Résumé: Juin 1954, l’opéra royal du Danemark cherche un nouveau chef d’orchestre pour remplacer le grand Wilhelm Furtwängler, parvenu au terme de sa vie. Un jeune musicien est choisi : Rodolphe Meister, le fils d’une célèbre cantatrice. Tous trois sont nés à Berlin, se sont connus et fréquentés. Mais, en 1933, tandis que les nazis font de Furtwängler un trésor national, le destin de Rodolphe et de sa mère va basculer. L’enfant n’a que huit ans, et comme beaucoup le nazisme le fascine... Jusqu’au jour où la Gestapo découvre à sa mère une ascendance juive.

En 1954, lorsque Rodolphe retrouve Furtwängler, mourant, leurs histoires s’entrechoquent. Des questions surgissent entre un exilé, fils d’une mère déportée à Birkenau, et le chef qui a eu les honneurs de Hitler en personne... Comment Furtwängler a-t-il pu accepter la reconnaissance d’un régime barbare ? Dans un tel contexte, est-il encore possible de placer l’art au-dessus de la morale ?

À travers ce passé douloureux, les deux hommes vont découvrir que la musique n’est peut-être pas la seule chose qui les unit..

Avec son nouveau livre, Xavier Marie Bonnot prouve une fois encore que la Seconde Guerre Mondiale est une période inépuisable pour les écrivains et, surtout, qu'elle peut être traitée sous un angle encore différent. 

Dans Berlin Requiem, l'auteur nous parle d'une personnalité grandiose, que fut Wilhelm Furtwängler, chef d'orchestre mondialement connu, star en Allemagne,  mais que l'histoire a peut être oublié, car trop associé aux nazis. 
Par le prisme de ce personnage fascinant, Xavier Marie Bonnot nous parle de l'art et de son rapport avec la politique. En effet, Hitler s'est "servi" de Furtwângler pour propager ses idées immondes, en se servant de la musique  comme moyen de gagner les foules. Mais, pour Furtwängler, la musique et l'art en général, est plus fort que la politique et est bien au dessus de tous ces gens. 

Furtwângler est un être fascinant, toujours dans un entre-deux, à manier la chèvre et le chou. On sait son aversion pour Hitler, mais pourtant, il "joue" en présence de ces êtres abjects. Il a tout fait pour sauver des juifs, sauf qu'il décide de rester en Allemagne et de continuer son métier, quitte à écorner son image en s'affichant avec Hitler, Goebbels et consorts. 

Ce qui est génial, dans ce roman, c'est que l'on suit le parcours de Furtwängler, depuis l'arrivée des nazis au pouvoir, en 1933, jusqu'à la fin de sa vie en 1954. Ainsi, nous avons le portrait de l'Allemagne, avant, pendant et après le second conflit mondial. 
L'autre originalité de ce roman est son sujet: la musique et le fait qu'elle soit devenue objet de propagande.
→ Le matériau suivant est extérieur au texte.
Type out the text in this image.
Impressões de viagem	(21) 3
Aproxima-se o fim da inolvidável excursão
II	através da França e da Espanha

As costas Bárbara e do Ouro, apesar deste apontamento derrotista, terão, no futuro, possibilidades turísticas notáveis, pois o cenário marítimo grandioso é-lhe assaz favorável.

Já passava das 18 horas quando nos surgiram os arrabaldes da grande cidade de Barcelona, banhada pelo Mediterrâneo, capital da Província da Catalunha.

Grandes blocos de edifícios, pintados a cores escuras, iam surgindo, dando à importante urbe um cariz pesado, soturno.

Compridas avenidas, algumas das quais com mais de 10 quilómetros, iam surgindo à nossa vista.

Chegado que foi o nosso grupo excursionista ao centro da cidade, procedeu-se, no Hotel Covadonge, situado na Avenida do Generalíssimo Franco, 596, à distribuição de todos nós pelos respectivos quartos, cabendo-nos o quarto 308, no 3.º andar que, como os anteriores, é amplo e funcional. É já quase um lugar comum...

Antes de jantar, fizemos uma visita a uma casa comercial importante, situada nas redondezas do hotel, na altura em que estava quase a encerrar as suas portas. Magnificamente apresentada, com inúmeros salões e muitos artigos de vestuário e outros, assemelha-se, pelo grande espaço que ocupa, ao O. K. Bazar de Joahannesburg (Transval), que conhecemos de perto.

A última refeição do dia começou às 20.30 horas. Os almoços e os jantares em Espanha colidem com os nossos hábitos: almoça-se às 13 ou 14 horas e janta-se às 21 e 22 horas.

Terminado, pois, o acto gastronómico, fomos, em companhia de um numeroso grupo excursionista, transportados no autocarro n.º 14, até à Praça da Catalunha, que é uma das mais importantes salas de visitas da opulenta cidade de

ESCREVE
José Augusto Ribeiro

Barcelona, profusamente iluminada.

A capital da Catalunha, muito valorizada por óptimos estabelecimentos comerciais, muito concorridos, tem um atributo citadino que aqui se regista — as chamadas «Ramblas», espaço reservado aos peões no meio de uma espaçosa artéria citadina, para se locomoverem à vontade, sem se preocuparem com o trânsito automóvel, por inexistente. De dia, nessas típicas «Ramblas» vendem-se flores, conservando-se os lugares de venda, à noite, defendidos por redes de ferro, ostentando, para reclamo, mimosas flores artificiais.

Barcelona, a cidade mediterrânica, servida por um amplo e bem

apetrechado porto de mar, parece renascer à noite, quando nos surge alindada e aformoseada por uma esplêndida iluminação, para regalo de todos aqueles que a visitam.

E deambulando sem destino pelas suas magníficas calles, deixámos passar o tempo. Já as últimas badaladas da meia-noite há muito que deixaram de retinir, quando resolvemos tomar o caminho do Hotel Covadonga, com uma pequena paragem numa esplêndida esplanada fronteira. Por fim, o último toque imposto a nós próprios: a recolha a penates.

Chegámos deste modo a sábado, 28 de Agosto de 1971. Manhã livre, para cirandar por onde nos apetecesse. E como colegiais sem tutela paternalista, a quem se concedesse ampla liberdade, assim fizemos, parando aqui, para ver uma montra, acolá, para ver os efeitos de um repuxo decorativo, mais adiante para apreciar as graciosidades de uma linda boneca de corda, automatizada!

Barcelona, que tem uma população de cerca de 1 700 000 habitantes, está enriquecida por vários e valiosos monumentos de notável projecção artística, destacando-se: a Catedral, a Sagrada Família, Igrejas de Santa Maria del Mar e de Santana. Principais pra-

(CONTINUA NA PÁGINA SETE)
L'auteur fait interroger ses personnages sur le rôle de la musique en politique. Pour Furtwângler, il n'y en a pas. La musique passe au dessus de tout. Et, même, il méprise tous ces "cochons" de nazis qui ne comprennent rien à la musique. 
Dans ce roman, il y a aussi la réflexion sur la résistance: pour Furtwângler, il est clair qu'il a fait acte de résistance en restant en Allemagne, il a sauvé des juifs qu'il a aidé à fuir, il a imposé certaines musiques de  compositeurs juifs, disant que la musique n'a pas de race. Il s'est opposé à Hitler, à sa façon. Pourtant, il sera jugé comme un nazi, à la fin de la guerre. 

Alors, non, je n'oublie pas que ce livre est un roman et que, même si le roman tourne principalement sur Furtwängler, il ne faut pas en oublier les personnages fictifs, que sont Christa Meister, une grande soprano, et son fils Rodolphe, qui fait la rencontre du grand chef d'orchestre, en 1932,alors qu'il a 7 ans. En fait, leur histoire n'est pas si importante que ça, je trouve. Elle est bien menée, elle permet également de rappeler les camps de la mort avec l'internement de la mère de Rodolphe à Birkenau (passages intéressants quoique brefs), mais elle ne m'a pas plus passionné que ça. Pour moi, la "Grande Histoire" était plus intéressante que la petite histoire de personnages anonymes. Cela ne m'a pas gâché ma lecture, mais les passages sur Furtwängler étaient beaucoup plus intéressant, pour ma part. 

Au final, un roman intriguant sur un sujet mille fois rebattu (la 2nde guerre mondiale), mais vu sous un angle inédit, (pour moi en tout cas)  (la musique) avec un personnage fascinant (Furtwängler) et une belle réflexion sur la musique et l'art, en général, et le rôle que celle ci peut avoir quand elle est confronté à la politique. Passionnant!